The staffers also seem to have succumbed to the notion that there is a public out there that needs the CBC because the CBC is an indispensable strand in the fabric of Canadian society. This is a myth perpetrated by the chattering classes in Toronto, Ottawa, Vancouver and a few other locales, by the friends of public broadcasting and by a cast of less distinguished riders. Those who buy the myth are deluded. We all have our favourite CBC programs, but if they're not available, hey, there's always an alternative on the Internet, in the 500-channel universe or at the local video store.
There have been two disputes in recent months that appear to defy any definition of rational conduct.
The first involves clerical staff, operators and technicians who are employed by the phone company Telus and belong to the Telecommunications Workers Union. In late July, 6,000 of them began to walk the picket line in B.C., but only about 2,400 of their 5,500 Alberta brethren went with them. The balance of the Alberta membership crossed the picket line and went to work. By mid-September, 55 per cent of the Alberta workers were back at their desks. Meanwhile, some 3,000 Ontario and Quebec members refused from the beginning to walk.
Money is not the issue here. After all, under the company's five-year contract offer, which includes deferred salary increases and lump-sum payments, customer service representatives would receive an extra $49,720 over the length of the five-year contract, network operators would get $51,545 and technicians $58,845. Base salaries currently range from $33,800 annually for a network operator in Alberta to $53,010 for a technician in Alberta.
The union has refused to put the contract before the members for a vote.
Job security is the heart of the dispute. The union is fighting to preserve the positions of 375 employees, including janitors, caterers, carpenters, mechanics and, believe it or not, coin rollers - the folks who tend to the machines that roll coins collected in pay phones. The company wants to outsource these jobs, but has offered the incumbents the opportunity to train for other jobs that would, in most cases, pay the same money or better.

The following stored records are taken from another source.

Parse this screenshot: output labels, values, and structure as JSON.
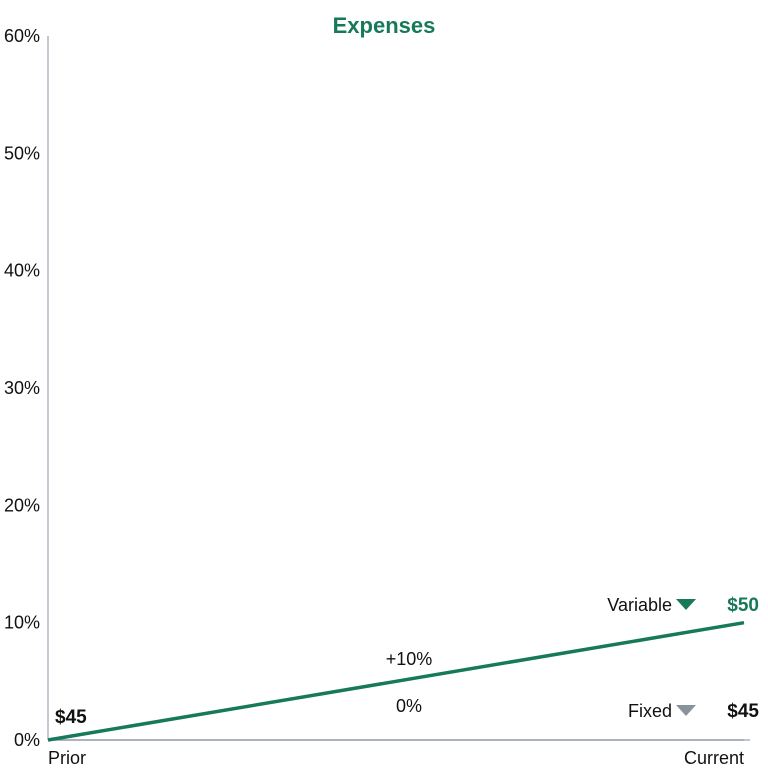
{
  "chart_data": {
    "type": "line",
    "title": "Expenses",
    "categories": [
      "Prior",
      "Current"
    ],
    "ylim": [
      0,
      60
    ],
    "yticks": [
      "0%",
      "10%",
      "20%",
      "30%",
      "40%",
      "50%",
      "60%"
    ],
    "ytick_values": [
      0,
      10,
      20,
      30,
      40,
      50,
      60
    ],
    "grid": false,
    "series": [
      {
        "name": "Variable",
        "values": [
          0,
          10
        ],
        "color": "#16795a",
        "start_label": "$45",
        "end_label": "$50",
        "change_label": "+10%",
        "marker": "down-triangle"
      },
      {
        "name": "Fixed",
        "values": [
          0,
          0
        ],
        "color": "#8a939c",
        "start_label": "$45",
        "end_label": "$45",
        "change_label": "0%",
        "marker": "down-triangle"
      }
    ],
    "colors": {
      "accent": "#16795a",
      "axis": "#9aa5b8",
      "muted": "#8a939c",
      "text": "#111111"
    }
  }
}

For sheer silliness, though, it is hard to top the strike at Hydro One, a division of the old Ontario Hydro, which is responsible for operating and maintaining the province's electrical transmission facilities. In late May, 1,038 members of the Society of Energy Professionals, which represents engineers, accountants, IT specialists, auditors and media relations officers, walked off the job. That was a big mistake on two counts.
First, the society picked the wrong issue over which to strike. They rejected a management proposal to reduce future costs by cutting wages, benefits and pension packages for incoming employees. Hydro One's position is likely to strike the average person as perfectly reasonable, given rising energy costs and the fact that the current starting salary for an energy professional is about $50,000 a year, that one-third of them earned more than $100,000 in 2004 and that a senior engineer with 30 years of service is entitled to a fully indexed pension of $74,022 per year.
Second, these folks have no public constituency whatsoever. They are mid-level managers buried within a bloated bureaucracy. This summer, Ontarians consumed record amounts of power during one of the longest and hottest heat waves on record, and the system worked just fine without the Society of Energy Professionals.
By going on strike, these workers demonstrated that they are redundant, dispensable and should be candidates for buyouts rather than a new contract.